Pero las prohibiciones deben ser las excepciones y, en sentido diferente, estamos llegando al absurdo de hacer de las prohibiciones lo ordinario y de los derechos y las libertades las excepciones.

Y, por lo tanto, la visión de un Estado autoritario y de una sociedad conservadora alienta a que se legisle y se hagan normas para prohibir, para permanentemente estar prohibiendo. Así, entonces los grupos más conservadores del Estado y de otros grupos de poder se afanan de manera constante en:

Prohibir la homosexualidad, como dicen los fundamentalistas religiosos. Prohibir los matrimonios entre personas del mismo sexo. Prohibir las familias entre homosexuales, lesbianas, transexuales. Prohibir y castigar con cárcel (sólo para las mujeres, claro) la interrupción del embarazo. Prohibir, dice la Iglesia, el sexo placentero. Prohibir la expresión libre de las ideas, como impulsan los grupos de censura. Prohibir las manifestaciones pacíficas. Prohibir el uso de internet, como lo propone el PRI. Prohibir que las mujeres utilicen minifaldas o calzado con tacón alto (como lo decidió y ordenó El Bronco en el gobierno de Nuevo León). Prohibir la creación de empresas que afecten a los monopolios. Prohibir la laicidad. Prohibir la diferencia (y, en ocasiones, prohibir también la coincidencia). Prohibir el debate, la discusión, la confrontación de las ideas. Prohibir que una persona, en el uso de su derecho y de sus capacidades ya plenas, pueda “elegir el libre desarrollo de su personalidad”. Prohibir el consumo para usos medicinales o lúdicos de la mariguana. Prohibir pensar alternativas diferentes para el combate al narcotráfico que no sean el prohibir. Prohibir el pensar en estrategias de regulación por parte del Estado, de la producción, comercialización, distribución y consumo de estupefacientes y fármacos como forma eficaz para combatir la violencia y el crimen.

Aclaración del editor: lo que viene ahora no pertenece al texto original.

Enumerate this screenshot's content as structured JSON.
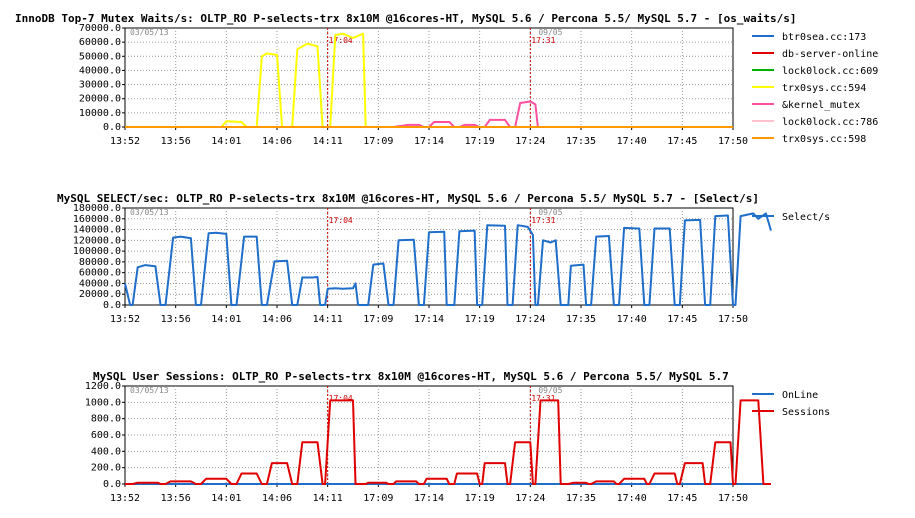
{
  "chart_data": [
    {
      "type": "line",
      "title": "InnoDB Top-7 Mutex Waits/s: OLTP_RO P-selects-trx 8x10M @16cores-HT, MySQL 5.6 / Percona 5.5/ MySQL 5.7 - [os_waits/s]",
      "date_start": "03/05/13",
      "date_end": "09/05",
      "ylim": [
        0,
        70000
      ],
      "yticks": [
        "70000.0",
        "60000.0",
        "50000.0",
        "40000.0",
        "30000.0",
        "20000.0",
        "10000.0",
        "0.0"
      ],
      "xticks": [
        "13:52",
        "13:56",
        "14:01",
        "14:06",
        "14:11",
        "17:09",
        "17:14",
        "17:19",
        "17:24",
        "17:35",
        "17:40",
        "17:45",
        "17:50"
      ],
      "markers": [
        {
          "label": "17:04",
          "at": 4
        },
        {
          "label": "17:31",
          "at": 8
        }
      ],
      "series": [
        {
          "name": "btr0sea.cc:173",
          "color": "#1f6ec9",
          "values": []
        },
        {
          "name": "db-server-online",
          "color": "#e00000",
          "values": []
        },
        {
          "name": "lock0lock.cc:609",
          "color": "#00b000",
          "values": []
        },
        {
          "name": "trx0sys.cc:594",
          "color": "#ffff00",
          "values": [
            [
              0,
              0
            ],
            [
              1.9,
              0
            ],
            [
              2.0,
              4000
            ],
            [
              2.3,
              3500
            ],
            [
              2.4,
              0
            ],
            [
              2.6,
              0
            ],
            [
              2.7,
              50000
            ],
            [
              2.8,
              52000
            ],
            [
              3.0,
              51000
            ],
            [
              3.1,
              0
            ],
            [
              3.3,
              0
            ],
            [
              3.4,
              55000
            ],
            [
              3.6,
              59000
            ],
            [
              3.8,
              57000
            ],
            [
              3.9,
              0
            ],
            [
              4.05,
              0
            ],
            [
              4.15,
              65000
            ],
            [
              4.3,
              66000
            ],
            [
              4.5,
              63000
            ],
            [
              4.7,
              66000
            ],
            [
              4.75,
              0
            ],
            [
              4.9,
              0
            ]
          ]
        },
        {
          "name": "&kernel_mutex",
          "color": "#ff50a0",
          "values": [
            [
              5.3,
              0
            ],
            [
              5.6,
              1500
            ],
            [
              5.8,
              1500
            ],
            [
              5.9,
              0
            ],
            [
              6.0,
              0
            ],
            [
              6.1,
              3500
            ],
            [
              6.4,
              3500
            ],
            [
              6.5,
              0
            ],
            [
              6.6,
              0
            ],
            [
              6.7,
              1500
            ],
            [
              6.9,
              1500
            ],
            [
              7.0,
              0
            ],
            [
              7.1,
              0
            ],
            [
              7.2,
              5000
            ],
            [
              7.5,
              5000
            ],
            [
              7.6,
              0
            ],
            [
              7.7,
              0
            ],
            [
              7.8,
              17000
            ],
            [
              8.0,
              18000
            ],
            [
              8.1,
              16000
            ],
            [
              8.15,
              0
            ]
          ]
        },
        {
          "name": "lock0lock.cc:786",
          "color": "#ffc0d0",
          "values": []
        },
        {
          "name": "trx0sys.cc:598",
          "color": "#ff9900",
          "values": [
            [
              0,
              0
            ],
            [
              12,
              0
            ]
          ]
        }
      ]
    },
    {
      "type": "line",
      "title": "MySQL SELECT/sec: OLTP_RO P-selects-trx 8x10M @16cores-HT, MySQL 5.6 / Percona 5.5/ MySQL 5.7 - [Select/s]",
      "date_start": "03/05/13",
      "date_end": "09/05",
      "ylim": [
        0,
        180000
      ],
      "yticks": [
        "180000.0",
        "160000.0",
        "140000.0",
        "120000.0",
        "100000.0",
        "80000.0",
        "60000.0",
        "40000.0",
        "20000.0",
        "0.0"
      ],
      "xticks": [
        "13:52",
        "13:56",
        "14:01",
        "14:06",
        "14:11",
        "17:09",
        "17:14",
        "17:19",
        "17:24",
        "17:35",
        "17:40",
        "17:45",
        "17:50"
      ],
      "markers": [
        {
          "label": "17:04",
          "at": 4
        },
        {
          "label": "17:31",
          "at": 8
        }
      ],
      "series": [
        {
          "name": "Select/s",
          "color": "#1f6ec9",
          "values": [
            [
              0,
              40000
            ],
            [
              0.1,
              0
            ],
            [
              0.15,
              0
            ],
            [
              0.25,
              70000
            ],
            [
              0.4,
              74000
            ],
            [
              0.6,
              72000
            ],
            [
              0.7,
              0
            ],
            [
              0.8,
              0
            ],
            [
              0.95,
              125000
            ],
            [
              1.1,
              127000
            ],
            [
              1.3,
              124000
            ],
            [
              1.4,
              0
            ],
            [
              1.5,
              0
            ],
            [
              1.65,
              133000
            ],
            [
              1.8,
              134000
            ],
            [
              2.0,
              132000
            ],
            [
              2.1,
              0
            ],
            [
              2.2,
              0
            ],
            [
              2.35,
              127000
            ],
            [
              2.6,
              127000
            ],
            [
              2.7,
              0
            ],
            [
              2.8,
              0
            ],
            [
              2.95,
              81000
            ],
            [
              3.2,
              82000
            ],
            [
              3.3,
              0
            ],
            [
              3.4,
              0
            ],
            [
              3.5,
              51000
            ],
            [
              3.7,
              51000
            ],
            [
              3.8,
              52000
            ],
            [
              3.85,
              0
            ],
            [
              3.9,
              0
            ],
            [
              3.95,
              0
            ],
            [
              4.0,
              30000
            ],
            [
              4.15,
              31000
            ],
            [
              4.3,
              30000
            ],
            [
              4.5,
              31000
            ],
            [
              4.55,
              40000
            ],
            [
              4.6,
              0
            ],
            [
              4.75,
              0
            ],
            [
              4.8,
              0
            ],
            [
              4.9,
              75000
            ],
            [
              5.1,
              77000
            ],
            [
              5.2,
              0
            ],
            [
              5.3,
              0
            ],
            [
              5.4,
              120000
            ],
            [
              5.7,
              121000
            ],
            [
              5.8,
              0
            ],
            [
              5.9,
              0
            ],
            [
              6.0,
              135000
            ],
            [
              6.3,
              136000
            ],
            [
              6.35,
              0
            ],
            [
              6.5,
              0
            ],
            [
              6.6,
              137000
            ],
            [
              6.9,
              138000
            ],
            [
              6.95,
              0
            ],
            [
              7.05,
              0
            ],
            [
              7.15,
              148000
            ],
            [
              7.5,
              147000
            ],
            [
              7.55,
              0
            ],
            [
              7.65,
              0
            ],
            [
              7.75,
              148000
            ],
            [
              7.95,
              145000
            ],
            [
              8.05,
              130000
            ],
            [
              8.1,
              0
            ],
            [
              8.15,
              0
            ],
            [
              8.25,
              120000
            ],
            [
              8.4,
              116000
            ],
            [
              8.5,
              120000
            ],
            [
              8.6,
              0
            ],
            [
              8.75,
              0
            ],
            [
              8.8,
              73000
            ],
            [
              9.05,
              75000
            ],
            [
              9.1,
              0
            ],
            [
              9.2,
              0
            ],
            [
              9.3,
              127000
            ],
            [
              9.55,
              128000
            ],
            [
              9.65,
              0
            ],
            [
              9.75,
              0
            ],
            [
              9.85,
              143000
            ],
            [
              10.15,
              142000
            ],
            [
              10.25,
              0
            ],
            [
              10.35,
              0
            ],
            [
              10.45,
              142000
            ],
            [
              10.75,
              142000
            ],
            [
              10.85,
              0
            ],
            [
              10.95,
              0
            ],
            [
              11.05,
              157000
            ],
            [
              11.35,
              158000
            ],
            [
              11.45,
              0
            ],
            [
              11.55,
              0
            ],
            [
              11.65,
              165000
            ],
            [
              11.9,
              166000
            ],
            [
              12.0,
              0
            ],
            [
              12.05,
              0
            ],
            [
              12.15,
              165000
            ],
            [
              12.4,
              170000
            ],
            [
              12.5,
              160000
            ],
            [
              12.65,
              170000
            ],
            [
              12.75,
              138000
            ]
          ]
        }
      ]
    },
    {
      "type": "line",
      "title": "MySQL User Sessions: OLTP_RO P-selects-trx 8x10M @16cores-HT, MySQL 5.6 / Percona 5.5/ MySQL 5.7",
      "date_start": "03/05/13",
      "date_end": "09/05",
      "ylim": [
        0,
        1200
      ],
      "yticks": [
        "1200.0",
        "1000.0",
        "800.0",
        "600.0",
        "400.0",
        "200.0",
        "0.0"
      ],
      "xticks": [
        "13:52",
        "13:56",
        "14:01",
        "14:06",
        "14:11",
        "17:09",
        "17:14",
        "17:19",
        "17:24",
        "17:35",
        "17:40",
        "17:45",
        "17:50"
      ],
      "markers": [
        {
          "label": "17:04",
          "at": 4
        },
        {
          "label": "17:31",
          "at": 8
        }
      ],
      "series": [
        {
          "name": "OnLine",
          "color": "#1f6ec9",
          "values": [
            [
              0,
              0
            ],
            [
              12.75,
              0
            ]
          ]
        },
        {
          "name": "Sessions",
          "color": "#e00000",
          "values": [
            [
              0,
              0
            ],
            [
              0.15,
              0
            ],
            [
              0.25,
              16
            ],
            [
              0.65,
              16
            ],
            [
              0.7,
              0
            ],
            [
              0.8,
              0
            ],
            [
              0.9,
              32
            ],
            [
              1.3,
              32
            ],
            [
              1.4,
              0
            ],
            [
              1.5,
              0
            ],
            [
              1.6,
              64
            ],
            [
              2.0,
              64
            ],
            [
              2.1,
              0
            ],
            [
              2.2,
              0
            ],
            [
              2.3,
              128
            ],
            [
              2.6,
              128
            ],
            [
              2.7,
              0
            ],
            [
              2.8,
              0
            ],
            [
              2.9,
              256
            ],
            [
              3.2,
              256
            ],
            [
              3.3,
              0
            ],
            [
              3.4,
              0
            ],
            [
              3.5,
              512
            ],
            [
              3.8,
              512
            ],
            [
              3.9,
              0
            ],
            [
              3.95,
              0
            ],
            [
              4.05,
              1024
            ],
            [
              4.5,
              1024
            ],
            [
              4.55,
              0
            ],
            [
              4.75,
              0
            ],
            [
              4.8,
              16
            ],
            [
              5.15,
              16
            ],
            [
              5.2,
              0
            ],
            [
              5.3,
              0
            ],
            [
              5.35,
              32
            ],
            [
              5.75,
              32
            ],
            [
              5.8,
              0
            ],
            [
              5.9,
              0
            ],
            [
              5.95,
              64
            ],
            [
              6.35,
              64
            ],
            [
              6.4,
              0
            ],
            [
              6.5,
              0
            ],
            [
              6.55,
              128
            ],
            [
              6.95,
              128
            ],
            [
              7.0,
              0
            ],
            [
              7.05,
              0
            ],
            [
              7.1,
              256
            ],
            [
              7.5,
              256
            ],
            [
              7.55,
              0
            ],
            [
              7.6,
              0
            ],
            [
              7.7,
              512
            ],
            [
              8.0,
              512
            ],
            [
              8.05,
              0
            ],
            [
              8.1,
              0
            ],
            [
              8.2,
              1024
            ],
            [
              8.55,
              1024
            ],
            [
              8.6,
              0
            ],
            [
              8.75,
              0
            ],
            [
              8.85,
              16
            ],
            [
              9.1,
              16
            ],
            [
              9.15,
              0
            ],
            [
              9.2,
              0
            ],
            [
              9.3,
              32
            ],
            [
              9.65,
              32
            ],
            [
              9.7,
              0
            ],
            [
              9.75,
              0
            ],
            [
              9.85,
              64
            ],
            [
              10.25,
              64
            ],
            [
              10.3,
              0
            ],
            [
              10.35,
              0
            ],
            [
              10.45,
              128
            ],
            [
              10.85,
              128
            ],
            [
              10.9,
              0
            ],
            [
              10.95,
              0
            ],
            [
              11.05,
              256
            ],
            [
              11.4,
              256
            ],
            [
              11.45,
              0
            ],
            [
              11.55,
              0
            ],
            [
              11.65,
              512
            ],
            [
              11.95,
              512
            ],
            [
              12.0,
              0
            ],
            [
              12.05,
              0
            ],
            [
              12.15,
              1024
            ],
            [
              12.5,
              1024
            ],
            [
              12.6,
              0
            ],
            [
              12.75,
              0
            ]
          ]
        }
      ]
    }
  ]
}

Prohibir, prohibir, prohibir, prohibir…

En eso consiste lo sustantivo del comportamiento político del gobierno actual y de instituciones conservadoras como algunas iglesias o fuerzas de derecha y, de esta manera, podemos ver con preocupación cómo se extiende en la sociedad mexicana una visión que reclama más prohibiciones y que, al mismo tiempo, limita derechos y libertades. Por esta delicada circunstancia, es tanta la trascendencia de la discusión que llevará a cabo la SCJN.

Se trata de definir a nuestra sociedad sólo sostenida en el poder coercitivo, punitivo, violento del Estado o hay otra que, con un sentido y razón diferentes, se desarrolla como una sociedad civilizada que no permite la impunidad cuando se violentan prohibiciones socialmente indispensables, pero, sobre todo, se sabe y se concibe como una sociedad en donde las y los ciudadanos sabemos ejercer responsablemente nuestros derechos y libertades.